Vet Surg. 2017 May;46(4):580-586. doi: 10.1111/vsu.12644.
To determine which of 2 suture materials would be superior in terms of closure time and leakage pressure in open single-layer cystotomy closure.
Experimental study.
Twenty-four freshly harvested porcine urinary bladders.
A cystotomy was performed and the incision closed with a single layer simple continuous suture pattern with barbed (n = 12) or smooth (n = 12) suture. Time required for closure was measured. Each bladder was connected to a system for monitoring intraluminal pressure while inflated with saline until leakage occurred. Intraluminal pressure at time of initial leakage and leakage site were recorded. Two-sample t tests were used to compare maximum leakage pressure and closure time between the 2 groups. P < .05 was considered significant.
All bladders were sutured successfully with no difference in mean closure time (barbed suture 296 ± 46 seconds; smooth suture 293 ± 26 seconds) (P = .821). There was no difference in mean leakage pressure of porcine urinary bladder incisions closed in a single layer with barbed suture (28.8 ± 10.4 mm Hg) compared with smooth suture (30.6 ± 8.8 mm Hg) (P = .642).

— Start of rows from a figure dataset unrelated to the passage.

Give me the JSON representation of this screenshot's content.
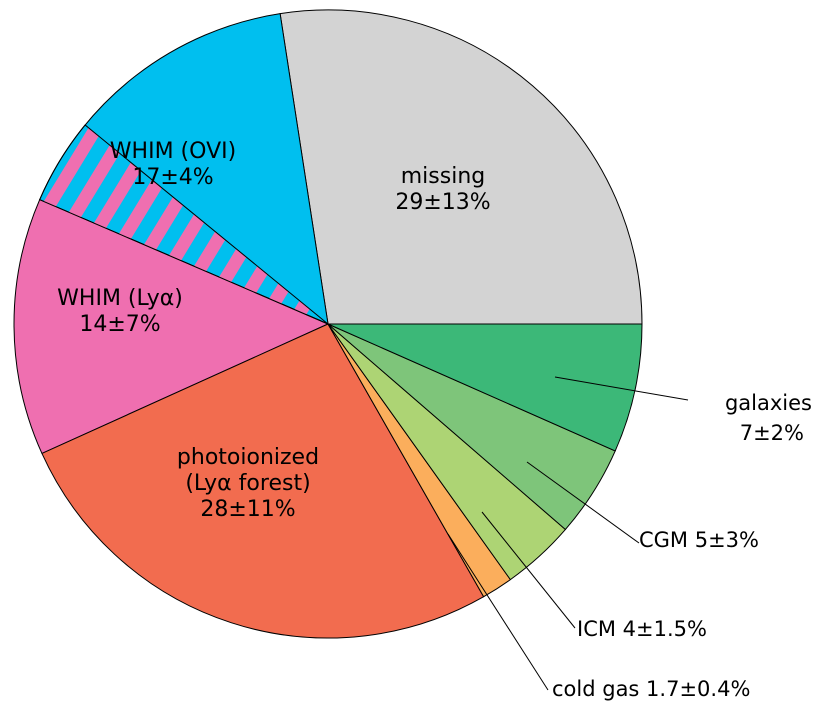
{
  "chart_data": {
    "type": "pie",
    "title": "",
    "start_angle_deg": 0,
    "direction": "counterclockwise",
    "slices": [
      {
        "name": "missing",
        "value": 29,
        "display": "29±13%",
        "color": "#d3d3d3",
        "label_lines": [
          "missing",
          "29±13%"
        ],
        "label_position": "inside"
      },
      {
        "name": "WHIM (OVI)",
        "value": 17,
        "display": "17±4%",
        "color": "#00bfef",
        "hatch_color": "#ef6fb0",
        "label_lines": [
          "WHIM (OVI)",
          "17±4%"
        ],
        "label_position": "inside"
      },
      {
        "name": "WHIM (Lyα)",
        "value": 14,
        "display": "14±7%",
        "color": "#ef6fb0",
        "label_lines": [
          "WHIM (Lyα)",
          "14±7%"
        ],
        "label_position": "inside"
      },
      {
        "name": "photoionized (Lyα forest)",
        "value": 28,
        "display": "28±11%",
        "color": "#f26c4f",
        "label_lines": [
          "photoionized",
          "(Lyα forest)",
          "28±11%"
        ],
        "label_position": "inside"
      },
      {
        "name": "cold gas",
        "value": 1.7,
        "display": "1.7±0.4%",
        "color": "#fbae5c",
        "label_lines": [
          "cold gas 1.7±0.4%"
        ],
        "label_position": "outside"
      },
      {
        "name": "ICM",
        "value": 4,
        "display": "4±1.5%",
        "color": "#add474",
        "label_lines": [
          "ICM 4±1.5%"
        ],
        "label_position": "outside"
      },
      {
        "name": "CGM",
        "value": 5,
        "display": "5±3%",
        "color": "#7ec57a",
        "label_lines": [
          "CGM 5±3%"
        ],
        "label_position": "outside"
      },
      {
        "name": "galaxies",
        "value": 7,
        "display": "7±2%",
        "color": "#3cb878",
        "label_lines": [
          "galaxies",
          "7±2%"
        ],
        "label_position": "outside"
      }
    ]
  }
}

Barbed suture provides comparable cystotomy repair to smooth suture, and no benefit to its use was identified in an open procedure. Barbed suture closure should be evaluated for adequate tensile strength in the presence of urine, satisfactory in vivo healing of cystotomies, and lack of long-term urolith formation in dogs and cats.
确定在开放性单层膀胱切开术缝合中,两种缝合材料在缝合时间和漏尿压力方面哪种更具优势。
实验研究。
24个刚摘取的猪膀胱。
进行膀胱切开术,切口用带倒刺缝线(n = 12)或光滑缝线(n = 12)以单层单纯连续缝合法缝合。测量缝合所需时间。每个膀胱连接到一个监测腔内压力的系统,同时用盐水充盈直至漏尿发生。记录初次漏尿时的腔内压力和漏尿部位。采用两样本t检验比较两组之间的最大漏尿压力和缝合时间。P < 0.05被认为具有统计学意义。
所有膀胱均成功缝合,平均缝合时间无差异(带倒刺缝线296 ± 46秒;光滑缝线293 ± 26秒)(P = 0.821)。单层使用带倒刺缝线缝合的猪膀胱切口平均漏尿压力(28.8 ± 10.4 mmHg)与光滑缝线(30.6 ± 8.8 mmHg)相比无差异(P = 0.642)。
带倒刺缝线与光滑缝线在膀胱切开术修复方面效果相当,在开放性手术中未发现使用带倒刺缝线的益处。应评估带倒刺缝线在尿液存在时的足够抗张强度、膀胱切开术在体内的满意愈合情况以及犬猫长期尿路结石形成情况。